A 6-speed manual transmission comes standard, and GM engineers did a superb job tuning the clutch for excellent take-up feel.

The combination makes the Regal GS a user-friendly premium sports sedan, arguably its greatest attribute. Models with an automatic transmission arrive next year.

We find ourselves alternating with ease between stints of rewarding performance driving as the roads rise and dip along the many small lakes here and a relaxing, Sunday-afternoon-cruising feel along stretches of uninterrupted state highway.

The turbo sings quietly under a heavy foot, and the exhaust note remains understated. You’d expect a little more rumble, but that’s not consistent with a 21st century Buick.

A pair of GM-exclusive technologies helps make the Regal GS accessible to a wider audience. By adding a high-performance front strut technology to the car, which the auto maker originally showed with all-wheel drive, engineers have all but erased the disconcerting torque steer suffered by many high-output, front-wheel-drive vehicles.

With no torque-steer risk, buyers confidently can add the bigger 20-in. wheel option skinned with Pirelli P-Zero tires. Big tires tend to accentuate torque steer, but not on the Regal GS, and they look as good as they perform.

Four-piston Brembo calipers appear inside the front wheel, adding another element of style on top of excellent stopping power.

GM adds its no-lift-shift technology to the manual transmission, which allows the driver to keep the accelerator mashed while going through the gears.

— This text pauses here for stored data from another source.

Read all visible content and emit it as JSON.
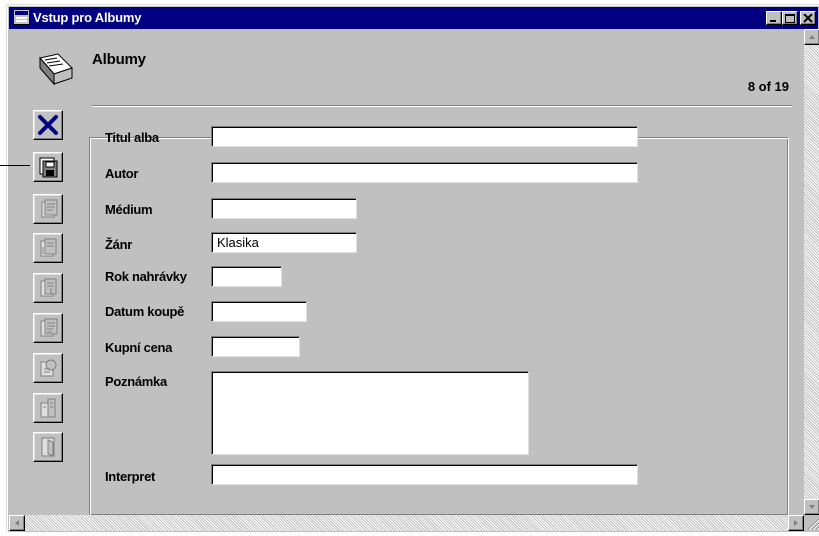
{
  "window": {
    "title": "Vstup pro Albumy",
    "accent": "#000080"
  },
  "form": {
    "title": "Albumy",
    "record_count": "8 of 19"
  },
  "toolbar": {
    "buttons": [
      {
        "icon": "delete-x-icon"
      },
      {
        "icon": "save-disk-icon"
      },
      {
        "icon": "first-record-icon"
      },
      {
        "icon": "previous-record-icon"
      },
      {
        "icon": "next-record-icon"
      },
      {
        "icon": "last-record-icon"
      },
      {
        "icon": "find-record-icon"
      },
      {
        "icon": "new-record-icon"
      },
      {
        "icon": "close-form-icon"
      }
    ]
  },
  "fields": {
    "titul_alba": {
      "label": "Titul alba",
      "value": ""
    },
    "autor": {
      "label": "Autor",
      "value": ""
    },
    "medium": {
      "label": "Médium",
      "value": ""
    },
    "zanr": {
      "label": "Žánr",
      "value": "Klasika"
    },
    "rok_nahravky": {
      "label": "Rok nahrávky",
      "value": ""
    },
    "datum_koupe": {
      "label": "Datum koupě",
      "value": ""
    },
    "kupni_cena": {
      "label": "Kupní cena",
      "value": ""
    },
    "poznamka": {
      "label": "Poznámka",
      "value": ""
    },
    "interpret": {
      "label": "Interpret",
      "value": ""
    }
  }
}
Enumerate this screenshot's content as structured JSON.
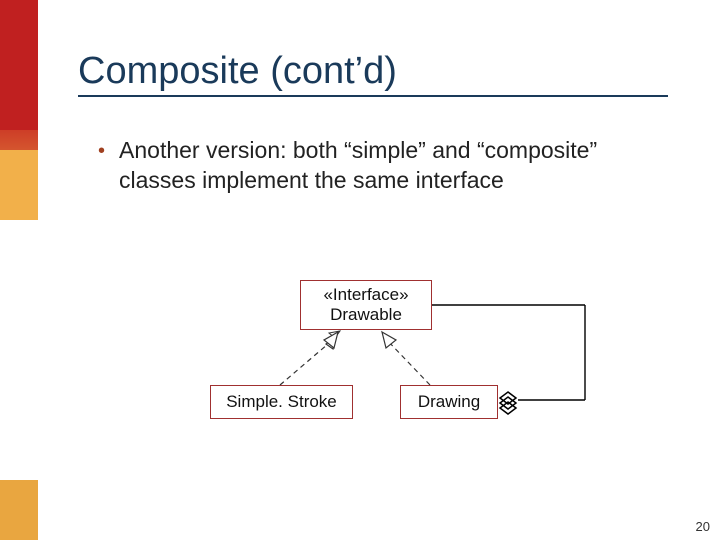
{
  "title": "Composite (cont’d)",
  "bullet": {
    "text": "Another version: both “simple” and “composite” classes implement the same interface"
  },
  "uml": {
    "interface_stereotype": "«Interface»",
    "interface_name": "Drawable",
    "simple_class": "Simple. Stroke",
    "composite_class": "Drawing"
  },
  "page_number": "20",
  "colors": {
    "title": "#1a3a5a",
    "box_border": "#a03030",
    "bullet": "#a04020"
  }
}
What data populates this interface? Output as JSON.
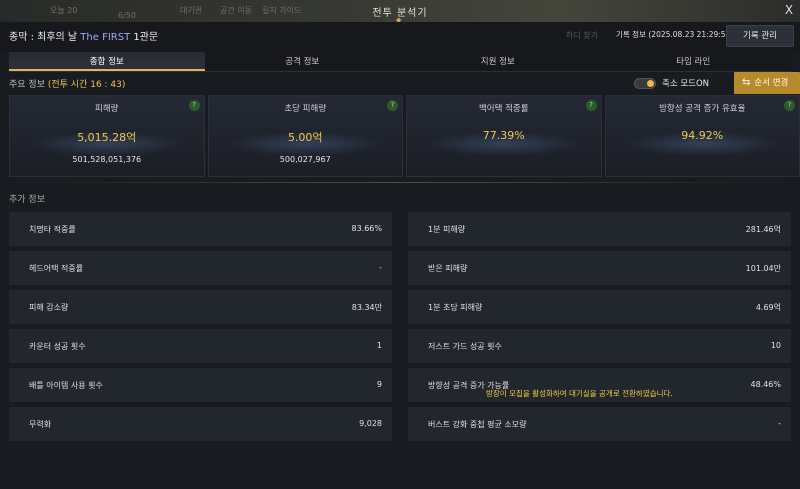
{
  "window": {
    "title": "전투 분석기",
    "close": "X"
  },
  "background": {
    "t1": "오늘 20",
    "t2": "6/50",
    "t3": "대기권",
    "t4": "공간 이동",
    "t5": "길지 가이드"
  },
  "header": {
    "record_prefix": "종막 : 최후의 날 ",
    "record_highlight": "The FIRST",
    "record_suffix": " 1관문",
    "faded_text": "하디 찾기",
    "record_info": "기록 정보 (2025.08.23 21:29:57)",
    "record_button": "기록 관리"
  },
  "tabs": [
    {
      "label": "종합 정보",
      "active": true
    },
    {
      "label": "공격 정보",
      "active": false
    },
    {
      "label": "지원 정보",
      "active": false
    },
    {
      "label": "타임 라인",
      "active": false
    }
  ],
  "main": {
    "label": "주요 정보",
    "battle_time": "(전투 시간 16 : 43)",
    "toggle_label": "축소 모드ON",
    "order_button": "순서 변경"
  },
  "cards": [
    {
      "label": "피해량",
      "value": "5,015.28억",
      "sub": "501,528,051,376",
      "help": "?"
    },
    {
      "label": "초당 피해량",
      "value": "5.00억",
      "sub": "500,027,967",
      "help": "?"
    },
    {
      "label": "백어택 적중률",
      "value": "77.39%",
      "sub": "",
      "help": "?"
    },
    {
      "label": "방향성 공격 증가 유효율",
      "value": "94.92%",
      "sub": "",
      "help": "?"
    }
  ],
  "extra": {
    "title": "추가 정보",
    "left": [
      {
        "key": "치명타 적중률",
        "value": "83.66%"
      },
      {
        "key": "헤드어택 적중률",
        "value": "-"
      },
      {
        "key": "피해 감소량",
        "value": "83.34만"
      },
      {
        "key": "카운터 성공 횟수",
        "value": "1"
      },
      {
        "key": "배틀 아이템 사용 횟수",
        "value": "9"
      },
      {
        "key": "무력화",
        "value": "9,028"
      }
    ],
    "right": [
      {
        "key": "1분 피해량",
        "value": "281.46억"
      },
      {
        "key": "받은 피해량",
        "value": "101.04만"
      },
      {
        "key": "1분 초당 피해량",
        "value": "4.69억"
      },
      {
        "key": "저스트 가드 성공 횟수",
        "value": "10"
      },
      {
        "key": "방향성 공격 증가 가능률",
        "value": "48.46%"
      },
      {
        "key": "버스트 강화 중첩 평균 소모량",
        "value": "-"
      }
    ]
  },
  "notice": "방장이 모집을 활성화하여 대기실을 공개로 전환하였습니다.",
  "colors": {
    "accent_gold": "#f2c94c",
    "button_gold": "#b88a2e",
    "highlight_blue": "#9fa8ff"
  }
}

It’s an awkward bit of technology for the stick-shift veteran, but the first-time performance-car buyer might find it easier to keep boost levels high while going through the gears without lifting the accelerator.

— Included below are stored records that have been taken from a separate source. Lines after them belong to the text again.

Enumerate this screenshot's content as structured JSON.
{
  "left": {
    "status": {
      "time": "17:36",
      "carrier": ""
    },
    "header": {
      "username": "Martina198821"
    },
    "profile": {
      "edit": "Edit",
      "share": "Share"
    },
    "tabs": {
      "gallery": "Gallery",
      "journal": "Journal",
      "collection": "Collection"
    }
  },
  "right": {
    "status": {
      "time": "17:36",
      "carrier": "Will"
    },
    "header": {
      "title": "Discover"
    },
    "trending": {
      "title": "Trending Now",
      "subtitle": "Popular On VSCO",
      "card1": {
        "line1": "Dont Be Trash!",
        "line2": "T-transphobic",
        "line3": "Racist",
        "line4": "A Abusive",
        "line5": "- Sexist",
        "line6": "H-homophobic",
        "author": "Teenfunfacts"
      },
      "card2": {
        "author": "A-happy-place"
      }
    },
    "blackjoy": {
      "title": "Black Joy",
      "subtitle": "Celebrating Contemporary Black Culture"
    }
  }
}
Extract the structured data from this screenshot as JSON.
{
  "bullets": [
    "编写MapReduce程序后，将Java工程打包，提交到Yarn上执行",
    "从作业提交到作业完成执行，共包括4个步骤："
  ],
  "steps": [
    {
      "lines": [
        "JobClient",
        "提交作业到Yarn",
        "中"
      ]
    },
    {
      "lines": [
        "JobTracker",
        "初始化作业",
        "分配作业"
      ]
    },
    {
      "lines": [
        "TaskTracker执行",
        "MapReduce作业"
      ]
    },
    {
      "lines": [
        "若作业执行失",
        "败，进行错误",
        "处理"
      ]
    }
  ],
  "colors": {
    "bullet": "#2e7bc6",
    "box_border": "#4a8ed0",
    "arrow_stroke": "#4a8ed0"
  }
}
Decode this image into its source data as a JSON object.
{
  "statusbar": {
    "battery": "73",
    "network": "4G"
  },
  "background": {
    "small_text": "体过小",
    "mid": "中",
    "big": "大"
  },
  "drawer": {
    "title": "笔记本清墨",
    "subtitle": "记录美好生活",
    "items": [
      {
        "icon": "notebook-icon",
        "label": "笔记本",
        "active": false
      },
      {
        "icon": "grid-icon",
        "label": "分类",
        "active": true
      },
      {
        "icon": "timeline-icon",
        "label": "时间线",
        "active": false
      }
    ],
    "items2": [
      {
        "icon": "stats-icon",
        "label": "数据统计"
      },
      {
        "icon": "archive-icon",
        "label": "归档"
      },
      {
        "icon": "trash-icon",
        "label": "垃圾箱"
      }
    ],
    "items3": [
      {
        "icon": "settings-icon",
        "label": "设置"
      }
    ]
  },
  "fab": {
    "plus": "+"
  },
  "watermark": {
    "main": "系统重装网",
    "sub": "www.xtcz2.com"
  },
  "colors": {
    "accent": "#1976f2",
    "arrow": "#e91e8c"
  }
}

The Regal GS also takes advantage of what GM calls Interactive Driver Control System chassis technology, where drivers can choose between three modes – standard, sport and GS. Think of it as low, medium and high settings for the suspension and steering sensitivity.

We like how GM leaves no doubt between the modes, with the GS offering generous helpings of useful feedback. Yet even in GS mode, the car never feels at its edge, pushing it as far as we dare through the sleepy resort towns, imparting a cool confidence normally reserved for German makes.

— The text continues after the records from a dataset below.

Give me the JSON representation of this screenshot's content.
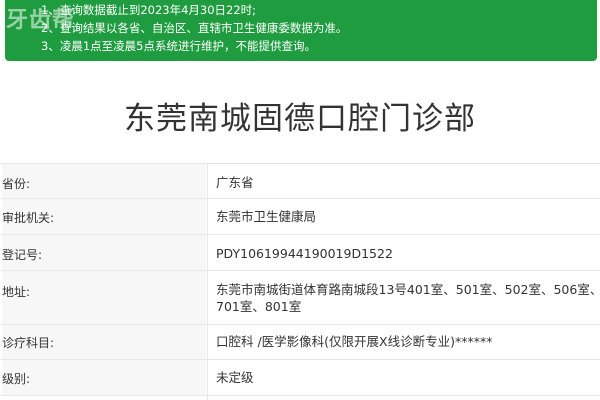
{
  "notice": {
    "watermark": "牙齿帮",
    "lines": [
      "1、查询数据截止到2023年4月30日22时;",
      "2、查询结果以各省、自治区、直辖市卫生健康委数据为准。",
      "3、凌晨1点至凌晨5点系统进行维护，不能提供查询。"
    ]
  },
  "title": "东莞南城固德口腔门诊部",
  "rows": [
    {
      "label": "省份:",
      "value": "广东省"
    },
    {
      "label": "审批机关:",
      "value": "东莞市卫生健康局"
    },
    {
      "label": "登记号:",
      "value": "PDY10619944190019D1522"
    },
    {
      "label": "地址:",
      "value": "东莞市南城街道体育路南城段13号401室、501室、502室、506室、601",
      "value2": "701室、801室"
    },
    {
      "label": "诊疗科目:",
      "value": "口腔科 /医学影像科(仅限开展X线诊断专业)******"
    },
    {
      "label": "级别:",
      "value": "未定级"
    }
  ],
  "colors": {
    "notice_bg": "#1e9c3f",
    "label_bg": "#f7f7f7",
    "border": "#e8e8e8"
  }
}
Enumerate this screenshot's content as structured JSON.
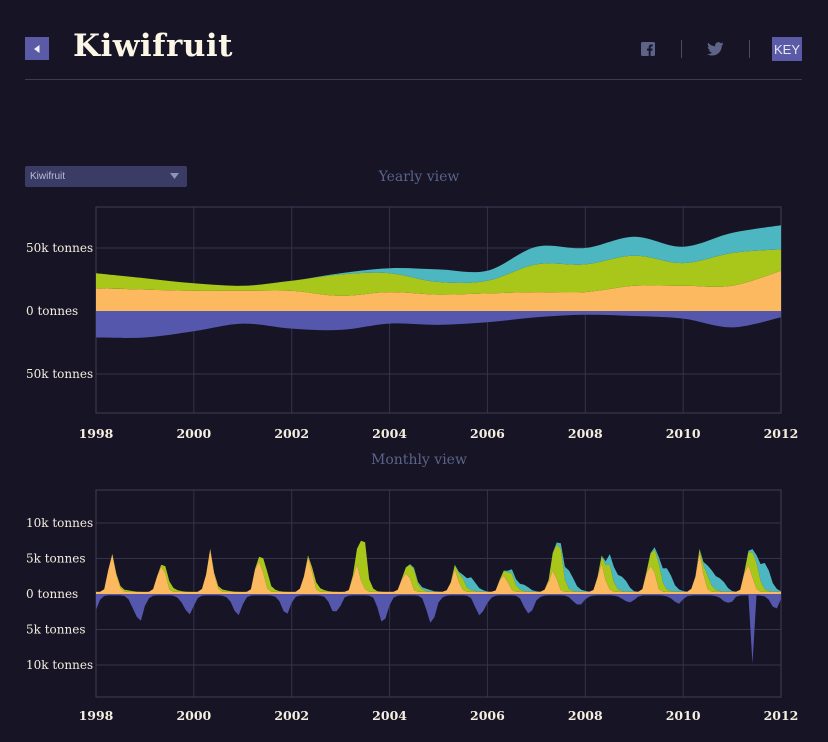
{
  "header": {
    "title": "Kiwifruit",
    "key_label": "KEY"
  },
  "icons": {
    "back": "back-arrow-icon",
    "facebook": "facebook-icon",
    "twitter": "twitter-icon",
    "dropdown": "chevron-down-icon"
  },
  "controls": {
    "product_select_value": "Kiwifruit"
  },
  "colors": {
    "background": "#161425",
    "accent": "#5b5aa6",
    "series_orange": "#fdb95f",
    "series_green": "#a8c71a",
    "series_teal": "#4cb6c1",
    "series_blue": "#5557ad"
  },
  "chart_data": [
    {
      "type": "area",
      "title": "Yearly view",
      "x": [
        1998,
        1999,
        2000,
        2001,
        2002,
        2003,
        2004,
        2005,
        2006,
        2007,
        2008,
        2009,
        2010,
        2011,
        2012
      ],
      "xticks": [
        "1998",
        "2000",
        "2002",
        "2004",
        "2006",
        "2008",
        "2010",
        "2012"
      ],
      "yticks": [
        {
          "value": 50000,
          "label": "50k tonnes"
        },
        {
          "value": 0,
          "label": "0 tonnes"
        },
        {
          "value": -50000,
          "label": "50k tonnes"
        }
      ],
      "ylim": [
        -82000,
        82000
      ],
      "grid": true,
      "series": [
        {
          "color": "#fdb95f",
          "values": [
            18000,
            17000,
            16000,
            16000,
            16000,
            12000,
            15000,
            13000,
            14000,
            15000,
            15000,
            20000,
            20000,
            20000,
            32000
          ]
        },
        {
          "color": "#a8c71a",
          "values": [
            12000,
            9000,
            6000,
            4000,
            8000,
            17000,
            15000,
            10000,
            10000,
            22000,
            22000,
            24000,
            18000,
            26000,
            17000
          ]
        },
        {
          "color": "#4cb6c1",
          "values": [
            0,
            0,
            0,
            0,
            0,
            1000,
            4000,
            10000,
            8000,
            14000,
            13000,
            15000,
            13000,
            16000,
            19000
          ]
        },
        {
          "color": "#5557ad",
          "values": [
            -21000,
            -21000,
            -16000,
            -10000,
            -14000,
            -15000,
            -10000,
            -11000,
            -9000,
            -5000,
            -3000,
            -4000,
            -6000,
            -13000,
            -5000
          ]
        }
      ]
    },
    {
      "type": "area",
      "title": "Monthly view",
      "x_start": "1998-01",
      "x_end": "2012-01",
      "xticks": [
        "1998",
        "2000",
        "2002",
        "2004",
        "2006",
        "2008",
        "2010",
        "2012"
      ],
      "yticks": [
        {
          "value": 10000,
          "label": "10k tonnes"
        },
        {
          "value": 5000,
          "label": "5k tonnes"
        },
        {
          "value": 0,
          "label": "0 tonnes"
        },
        {
          "value": -5000,
          "label": "5k tonnes"
        },
        {
          "value": -10000,
          "label": "10k tonnes"
        }
      ],
      "ylim": [
        -15000,
        15000
      ],
      "grid": true,
      "seasonal_peaks": {
        "orange": [
          6000,
          4800,
          6000,
          5800,
          5500,
          4200,
          3600,
          3200,
          3000,
          3500,
          4200,
          5200,
          5500,
          4800,
          5000
        ],
        "green": [
          200,
          1200,
          300,
          2600,
          1200,
          7800,
          3800,
          1800,
          2800,
          7600,
          4200,
          5200,
          2200,
          5800,
          3000
        ],
        "teal": [
          0,
          0,
          0,
          0,
          0,
          0,
          500,
          1800,
          1400,
          2600,
          3400,
          3000,
          3200,
          3800,
          2800
        ],
        "blue": [
          -5500,
          -3500,
          -3200,
          -2800,
          -2500,
          -4000,
          -4400,
          -3600,
          -3800,
          -2200,
          -1500,
          -1500,
          -1200,
          -2000,
          -1200
        ]
      },
      "annotations": [
        {
          "x": "2011-06",
          "value": -9800,
          "note": "single-month spike"
        }
      ]
    }
  ]
}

There’s no need to bounce between settings, either. With continuous computer damping control for the front and rear suspensions, the Regal GS delivers the right levels of comfort and performance depending on the driver’s aggressiveness and road conditions.

In a nifty bit of mood lighting, instrument panel gauges switch from ice blue to white in GS mode.

Other interior touches include specially designed seats to keep front passengers snug, although the seats are a bit bulky and steal rear knee room. GS logos adorn the IP and floor mats. A flat-bottom steering wheel and metal sport pedals enhance the car’s athletic character. Unfortunately, there is no dead pedal.

The exterior of the Regal GS adds exclusive items such as a pair of vertical air intake slots that look like fangs on the front fascia, while two trapezoidal exhaust outlets bookend the rear.

The Regal GS further distinguishes itself with rocker-panel extensions, rear spoiler and a discernibly lower ride height. Designers removed the side-marker lamps and placed them under the side mirrors for a cleaner, more American look.

Shoppers in the sport sedan segment will find the Regal GS sticker relatively approachable. It starts at $35,310, including $860 in delivery charges, and tops out at $39,000 fully loaded.

That’s a bargain compared with optioned-out, lower-luxury competitors such as the BMW 3-Series or Mercedes-Benz C-Class. It’s also less-pricey than a Volvo S60 T6 and on par with other perceived rivals such as the Acura TSX, Audi A4, Volkswagen CC and Lexus IS 250.

The Buick Regal GS caps a comeback for the ages, and its wide-ranging appeal ensures no one gets left out of the celebration.